The incidence of wheezing is quite high in the first 3 years of life[25], and RSV might be the initiator (post-RSV wheezing disorder). Notably, there is increasing evidence that the combination of specific bacteria and rhinovirus is associated with wheezing and asthma. Previous studies showed that the detection of rhinovirus together with M. catarrhalis and S. pneumoniae increased the risk of asthma exacerbations in children 4–12 years of age[26]. In our study, cases with codetection of Staphylococcus aureus and Klebsiella pneumoniae with RSV were associated with an increased risk of recurrent wheezing compared with RSV only cases in children from birth to age 3. This may result from the fact that specific bacteria are involved in allergic inflammation and may induce immunomodulatory effects and a Th2-type of eosinophilic inflammation in patients with allergic disease[12,27].

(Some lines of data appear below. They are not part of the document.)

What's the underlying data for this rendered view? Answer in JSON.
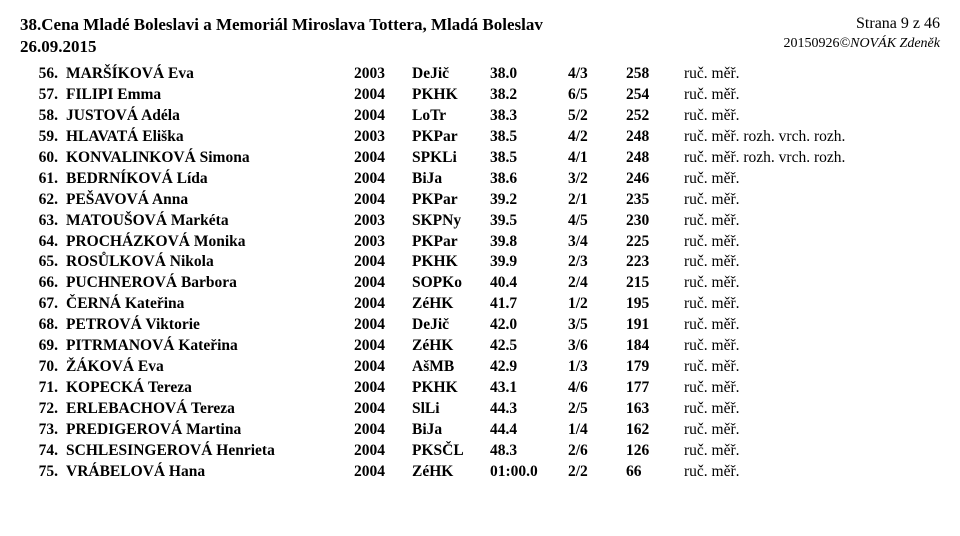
{
  "header": {
    "title_line1": "38.Cena Mladé Boleslavi a Memoriál Miroslava Tottera, Mladá Boleslav",
    "title_line2": "26.09.2015",
    "page": "Strana 9 z 46",
    "subline_code": "20150926",
    "subline_author": "©NOVÁK Zdeněk"
  },
  "rows": [
    {
      "rank": "56.",
      "name": "MARŠÍKOVÁ Eva",
      "year": "2003",
      "club": "DeJič",
      "time": "38.0",
      "place": "4/3",
      "pts": "258",
      "note": "ruč. měř."
    },
    {
      "rank": "57.",
      "name": "FILIPI Emma",
      "year": "2004",
      "club": "PKHK",
      "time": "38.2",
      "place": "6/5",
      "pts": "254",
      "note": "ruč. měř."
    },
    {
      "rank": "58.",
      "name": "JUSTOVÁ Adéla",
      "year": "2004",
      "club": "LoTr",
      "time": "38.3",
      "place": "5/2",
      "pts": "252",
      "note": "ruč. měř."
    },
    {
      "rank": "59.",
      "name": "HLAVATÁ Eliška",
      "year": "2003",
      "club": "PKPar",
      "time": "38.5",
      "place": "4/2",
      "pts": "248",
      "note": "ruč. měř. rozh. vrch. rozh."
    },
    {
      "rank": "60.",
      "name": "KONVALINKOVÁ Simona",
      "year": "2004",
      "club": "SPKLi",
      "time": "38.5",
      "place": "4/1",
      "pts": "248",
      "note": "ruč. měř. rozh. vrch. rozh."
    },
    {
      "rank": "61.",
      "name": "BEDRNÍKOVÁ Lída",
      "year": "2004",
      "club": "BiJa",
      "time": "38.6",
      "place": "3/2",
      "pts": "246",
      "note": "ruč. měř."
    },
    {
      "rank": "62.",
      "name": "PEŠAVOVÁ Anna",
      "year": "2004",
      "club": "PKPar",
      "time": "39.2",
      "place": "2/1",
      "pts": "235",
      "note": "ruč. měř."
    },
    {
      "rank": "63.",
      "name": "MATOUŠOVÁ Markéta",
      "year": "2003",
      "club": "SKPNy",
      "time": "39.5",
      "place": "4/5",
      "pts": "230",
      "note": "ruč. měř."
    },
    {
      "rank": "64.",
      "name": "PROCHÁZKOVÁ Monika",
      "year": "2003",
      "club": "PKPar",
      "time": "39.8",
      "place": "3/4",
      "pts": "225",
      "note": "ruč. měř."
    },
    {
      "rank": "65.",
      "name": "ROSŮLKOVÁ Nikola",
      "year": "2004",
      "club": "PKHK",
      "time": "39.9",
      "place": "2/3",
      "pts": "223",
      "note": "ruč. měř."
    },
    {
      "rank": "66.",
      "name": "PUCHNEROVÁ Barbora",
      "year": "2004",
      "club": "SOPKo",
      "time": "40.4",
      "place": "2/4",
      "pts": "215",
      "note": "ruč. měř."
    },
    {
      "rank": "67.",
      "name": "ČERNÁ Kateřina",
      "year": "2004",
      "club": "ZéHK",
      "time": "41.7",
      "place": "1/2",
      "pts": "195",
      "note": "ruč. měř."
    },
    {
      "rank": "68.",
      "name": "PETROVÁ Viktorie",
      "year": "2004",
      "club": "DeJič",
      "time": "42.0",
      "place": "3/5",
      "pts": "191",
      "note": "ruč. měř."
    },
    {
      "rank": "69.",
      "name": "PITRMANOVÁ Kateřina",
      "year": "2004",
      "club": "ZéHK",
      "time": "42.5",
      "place": "3/6",
      "pts": "184",
      "note": "ruč. měř."
    },
    {
      "rank": "70.",
      "name": "ŽÁKOVÁ Eva",
      "year": "2004",
      "club": "AšMB",
      "time": "42.9",
      "place": "1/3",
      "pts": "179",
      "note": "ruč. měř."
    },
    {
      "rank": "71.",
      "name": "KOPECKÁ Tereza",
      "year": "2004",
      "club": "PKHK",
      "time": "43.1",
      "place": "4/6",
      "pts": "177",
      "note": "ruč. měř."
    },
    {
      "rank": "72.",
      "name": "ERLEBACHOVÁ Tereza",
      "year": "2004",
      "club": "SlLi",
      "time": "44.3",
      "place": "2/5",
      "pts": "163",
      "note": "ruč. měř."
    },
    {
      "rank": "73.",
      "name": "PREDIGEROVÁ Martina",
      "year": "2004",
      "club": "BiJa",
      "time": "44.4",
      "place": "1/4",
      "pts": "162",
      "note": "ruč. měř."
    },
    {
      "rank": "74.",
      "name": "SCHLESINGEROVÁ Henrieta",
      "year": "2004",
      "club": "PKSČL",
      "time": "48.3",
      "place": "2/6",
      "pts": "126",
      "note": "ruč. měř."
    },
    {
      "rank": "75.",
      "name": "VRÁBELOVÁ Hana",
      "year": "2004",
      "club": "ZéHK",
      "time": "01:00.0",
      "place": "2/2",
      "pts": "66",
      "note": "ruč. měř."
    }
  ]
}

To our knowledge, this study is the first to research both viral and bacterial detection in full term neonates, and we found a relationship between RSV and specific bacteria. However, some potential study limitations need to be discussed. First, single-centre retrospective cohort analysis has known inherent limitations, and further prospective multi-centre studies are recommended. Second, we had no information on viral and bacterial loads, and quantitative analysis could not be performed in our study. Third, sicker neonates were more likely to have hospital-associated acquisition of bacteria, and, therefore, the bacteria could simply be a marker of disease severity and sequelae. Furthermore, it is worth noting that detection of bacteria in sputum samples might not indicate causative agents. Bacteria may be contaminants from the nasopharynx, because healthy infants often carry pathogenic bacteria there. Thus, because we must be cautious in using the terms ‘causative agent’ or definite ‘coinfection’, we used ‘codetected’ to state the relationship between the detected bacteria and viruses in our study.

Conclusion and Prospection

The combination of bacteria and RSV in the neonatal airway was found to be associated with an additive effect that resulted in more serious clinical symptoms. The presence of RSV and Staphylococcus aureus or Klebsiella pneumoniae in the airway were associated with an increased risk of recurrent wheezing in early life and may provide a predictive marker for wheezing.